Solo la tendenzialmente democratica California (55) e il tradizionalmente repubblicano Texas (38) assegnano un numero maggiore di grandi elettori rispetto ai 29 della Florida. Per questo il popoloso “Sunshine State” è uno spartiacque importante: per arrivare alla maggioranza di 270 grandi elettori bisogna vincere qui. È importante per Hillary, che vincendo negli Stati già considerati a lei favorevoli e aggiungendovi la Florida, oggi in bilico, darebbe scacco matto al magnate. Ma sarebbe ancora più importante per Trump, perché senza quei 29 grandi elettori rischierebbe di non bastare nemmeno una sua vittoria in tutti gli altri Stati chiave. Ecco perché Obama, con il suo intervento di ieri, ha provato a prosciugare il baci- no elettorale del miliardario. Hillary Clinton «mi ha reso un presidente migliore – ha detto l’attuale inquilino della Casa Bianca a proposito del suo ex segretario di Stato –. Sarà un presidente intelligente e saldo per gli Stati Uniti».
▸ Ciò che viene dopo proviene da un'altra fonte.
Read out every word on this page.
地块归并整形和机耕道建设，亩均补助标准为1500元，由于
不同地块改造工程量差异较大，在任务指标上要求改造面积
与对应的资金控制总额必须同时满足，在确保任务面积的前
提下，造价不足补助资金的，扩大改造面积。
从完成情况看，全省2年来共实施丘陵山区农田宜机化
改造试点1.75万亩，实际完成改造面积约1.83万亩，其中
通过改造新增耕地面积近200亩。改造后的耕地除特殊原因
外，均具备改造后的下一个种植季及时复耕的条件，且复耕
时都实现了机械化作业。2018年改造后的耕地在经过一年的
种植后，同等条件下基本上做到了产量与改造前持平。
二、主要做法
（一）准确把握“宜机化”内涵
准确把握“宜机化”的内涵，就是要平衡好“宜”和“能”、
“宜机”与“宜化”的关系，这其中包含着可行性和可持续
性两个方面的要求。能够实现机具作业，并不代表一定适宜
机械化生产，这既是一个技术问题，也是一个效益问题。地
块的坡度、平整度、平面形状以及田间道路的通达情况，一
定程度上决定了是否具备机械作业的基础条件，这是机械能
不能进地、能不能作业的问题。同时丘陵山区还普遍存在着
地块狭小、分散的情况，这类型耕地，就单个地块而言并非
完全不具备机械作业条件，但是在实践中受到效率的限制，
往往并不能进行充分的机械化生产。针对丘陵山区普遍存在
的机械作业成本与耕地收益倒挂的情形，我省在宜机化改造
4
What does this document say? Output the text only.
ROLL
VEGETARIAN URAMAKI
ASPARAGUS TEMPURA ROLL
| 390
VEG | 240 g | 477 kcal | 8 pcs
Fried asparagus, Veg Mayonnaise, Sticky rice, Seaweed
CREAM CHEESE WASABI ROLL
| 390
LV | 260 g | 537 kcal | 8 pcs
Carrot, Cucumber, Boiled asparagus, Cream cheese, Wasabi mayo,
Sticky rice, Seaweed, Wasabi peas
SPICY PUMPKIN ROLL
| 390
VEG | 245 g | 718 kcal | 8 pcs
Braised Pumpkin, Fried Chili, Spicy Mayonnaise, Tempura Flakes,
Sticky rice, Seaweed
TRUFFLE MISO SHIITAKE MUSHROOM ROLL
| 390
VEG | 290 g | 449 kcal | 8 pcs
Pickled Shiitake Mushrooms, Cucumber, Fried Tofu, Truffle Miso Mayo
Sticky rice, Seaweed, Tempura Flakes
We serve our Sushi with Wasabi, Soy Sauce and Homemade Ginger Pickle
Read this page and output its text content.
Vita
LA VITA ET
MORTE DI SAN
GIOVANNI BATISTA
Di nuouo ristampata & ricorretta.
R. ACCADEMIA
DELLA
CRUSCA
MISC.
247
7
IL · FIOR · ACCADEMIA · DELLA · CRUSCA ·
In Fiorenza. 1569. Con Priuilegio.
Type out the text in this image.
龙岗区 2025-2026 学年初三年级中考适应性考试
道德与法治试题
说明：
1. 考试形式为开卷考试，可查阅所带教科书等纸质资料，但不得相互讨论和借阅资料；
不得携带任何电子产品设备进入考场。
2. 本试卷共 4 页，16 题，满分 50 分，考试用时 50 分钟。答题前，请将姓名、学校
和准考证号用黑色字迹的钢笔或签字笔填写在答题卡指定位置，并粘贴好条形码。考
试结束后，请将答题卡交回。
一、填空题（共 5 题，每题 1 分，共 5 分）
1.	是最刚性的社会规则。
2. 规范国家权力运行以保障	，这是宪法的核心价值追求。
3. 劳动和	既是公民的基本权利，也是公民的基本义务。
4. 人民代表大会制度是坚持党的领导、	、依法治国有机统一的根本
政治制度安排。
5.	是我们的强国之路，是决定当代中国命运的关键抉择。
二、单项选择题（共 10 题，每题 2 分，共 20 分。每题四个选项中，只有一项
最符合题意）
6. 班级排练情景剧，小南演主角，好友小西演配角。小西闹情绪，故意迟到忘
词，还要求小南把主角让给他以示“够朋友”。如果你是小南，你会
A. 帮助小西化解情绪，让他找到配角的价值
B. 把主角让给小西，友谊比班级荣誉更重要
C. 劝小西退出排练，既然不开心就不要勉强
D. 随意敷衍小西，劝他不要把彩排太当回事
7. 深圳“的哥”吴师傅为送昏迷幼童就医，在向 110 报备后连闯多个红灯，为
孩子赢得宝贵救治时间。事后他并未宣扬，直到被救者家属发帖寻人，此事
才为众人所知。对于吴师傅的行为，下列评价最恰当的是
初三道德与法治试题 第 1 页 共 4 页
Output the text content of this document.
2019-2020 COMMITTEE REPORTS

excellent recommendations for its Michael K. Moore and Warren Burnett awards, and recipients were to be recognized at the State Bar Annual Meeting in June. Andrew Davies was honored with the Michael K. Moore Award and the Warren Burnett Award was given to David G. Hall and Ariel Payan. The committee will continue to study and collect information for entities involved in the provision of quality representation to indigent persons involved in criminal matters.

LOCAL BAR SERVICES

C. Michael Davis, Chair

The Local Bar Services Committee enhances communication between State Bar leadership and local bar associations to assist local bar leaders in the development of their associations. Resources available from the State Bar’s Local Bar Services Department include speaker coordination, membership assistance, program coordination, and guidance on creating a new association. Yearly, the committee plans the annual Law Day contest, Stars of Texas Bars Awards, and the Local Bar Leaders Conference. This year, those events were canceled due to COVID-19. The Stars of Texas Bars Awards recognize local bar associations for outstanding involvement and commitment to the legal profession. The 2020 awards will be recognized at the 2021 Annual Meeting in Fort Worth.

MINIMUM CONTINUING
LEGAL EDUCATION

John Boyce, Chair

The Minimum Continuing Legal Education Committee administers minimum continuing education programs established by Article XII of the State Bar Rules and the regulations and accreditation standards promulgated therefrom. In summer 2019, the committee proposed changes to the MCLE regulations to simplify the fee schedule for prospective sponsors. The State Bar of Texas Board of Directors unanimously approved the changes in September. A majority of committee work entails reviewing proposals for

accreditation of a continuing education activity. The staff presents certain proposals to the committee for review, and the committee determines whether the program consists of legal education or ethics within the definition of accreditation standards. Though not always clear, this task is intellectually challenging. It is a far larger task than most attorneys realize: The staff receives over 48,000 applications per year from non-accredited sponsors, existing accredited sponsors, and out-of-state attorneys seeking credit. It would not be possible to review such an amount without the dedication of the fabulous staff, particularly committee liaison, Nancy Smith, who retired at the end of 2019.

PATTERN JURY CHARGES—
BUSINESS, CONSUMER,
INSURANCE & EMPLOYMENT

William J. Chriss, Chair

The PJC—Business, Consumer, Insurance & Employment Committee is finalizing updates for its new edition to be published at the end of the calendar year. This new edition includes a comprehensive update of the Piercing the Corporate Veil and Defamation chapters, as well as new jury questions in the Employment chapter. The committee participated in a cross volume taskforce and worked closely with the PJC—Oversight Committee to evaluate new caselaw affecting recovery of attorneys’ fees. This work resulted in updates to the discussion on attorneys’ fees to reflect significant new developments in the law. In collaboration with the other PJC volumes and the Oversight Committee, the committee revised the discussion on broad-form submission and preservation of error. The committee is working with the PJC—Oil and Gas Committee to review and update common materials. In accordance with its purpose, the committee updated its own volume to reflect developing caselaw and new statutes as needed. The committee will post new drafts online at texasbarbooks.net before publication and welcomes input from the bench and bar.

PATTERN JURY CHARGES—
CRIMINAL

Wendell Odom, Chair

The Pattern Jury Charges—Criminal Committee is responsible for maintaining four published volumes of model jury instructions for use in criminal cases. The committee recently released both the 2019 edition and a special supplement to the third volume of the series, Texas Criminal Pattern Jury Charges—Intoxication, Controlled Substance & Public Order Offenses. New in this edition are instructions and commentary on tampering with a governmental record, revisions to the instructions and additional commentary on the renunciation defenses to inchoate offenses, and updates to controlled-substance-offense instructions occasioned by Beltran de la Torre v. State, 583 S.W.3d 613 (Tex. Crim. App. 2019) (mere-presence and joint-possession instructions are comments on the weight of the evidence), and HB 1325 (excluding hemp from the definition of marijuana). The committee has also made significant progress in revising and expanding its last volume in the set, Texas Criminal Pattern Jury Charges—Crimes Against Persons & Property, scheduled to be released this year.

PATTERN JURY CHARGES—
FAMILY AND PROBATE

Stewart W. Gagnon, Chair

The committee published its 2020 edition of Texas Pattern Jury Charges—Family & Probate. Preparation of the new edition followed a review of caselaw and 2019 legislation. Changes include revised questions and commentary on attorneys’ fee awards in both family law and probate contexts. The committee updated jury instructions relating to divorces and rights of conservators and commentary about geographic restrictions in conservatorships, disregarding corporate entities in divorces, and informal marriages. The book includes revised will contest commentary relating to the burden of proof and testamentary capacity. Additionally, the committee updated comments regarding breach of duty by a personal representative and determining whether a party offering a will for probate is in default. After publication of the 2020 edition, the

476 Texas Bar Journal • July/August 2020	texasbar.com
A livello nazionale il vantaggio di Clinton su Trump è sceso a 1,7 punti, secondo il sito specializzato RealClearPolitics che fa la media dei principali sondaggi: la candidata democratica è ora al 47%, Trump al 45,3%. Un dato che in realtà, considerato il sistema elettorale Usa basato sui grandi elettori a livello statale, serve solo a dare un termometro generale. Andando a guardare la situazione nei principali Stati in bilico, infatti, Trump ha ancora da recuperare sulla democratica. In Florida, però, la media dei sondaggi gli assegna uno 0,2 per cento di vantaggio. Per battere Trump nel “Sunshine State”, Clinton punta soprattutto sull’affluenza dei giovani, visto che i votanti tra i 18 e i 34 anni sono diventati il gruppo elettorale numericamente più consistente. Ma a livello nazionale, segnalava ieri il Washington Post, potrebbero essere le donne bianche e più istruite a darle la vittoria finale. In questo gruppo elettorale – che nel 2012 ha votato al 52 per cento per il repubblicano Mitt Romney – la democratica è avanti di 27 punti su Trump, che dal canto suo è in vantaggio dell’11 per cento tra gli uomini.

Per recuperare consensi anche tra le donne, dopo il crollo seguito alla diffusione del suo video sessista del 2005, Trump ha schierato ieri a Filadelfia anche la moglie Melania, alla sua prima apparizione pubblica dopo il disastroso discorso alla Convention repubblicana, in parte copiato a Michelle Obama. Lo staff di Trump ha poi condannato ieri con decisione il rogo e gli atti di vandalismo condotti contro una storica chiesa afroamericana a Greenville, nel Mississippi. Sulle mura dell’edificio era stato scritto con vernice spray «Vota Trump». Il miliardario ha dovuto infine subire ieri l’attacco, affidato a una lettera aperta, da parte di 370 economisti, tra cui otto premi Nobel. Votare per Donald Trump sarebbe «una scelta pericolosa e distruttiva per il Paese» e per questo «è fortemente raccomandato » non scegliere lui alle elezioni per la Casa Bianca, hanno scritto gli esperti, secondo cui una vittoria del magnate sarebbe «un rischio per l’economia». A “spaventare” sono soprattutto le sue idee su scambi commerciali, manifatturiero, sistema fiscale e immigrazione.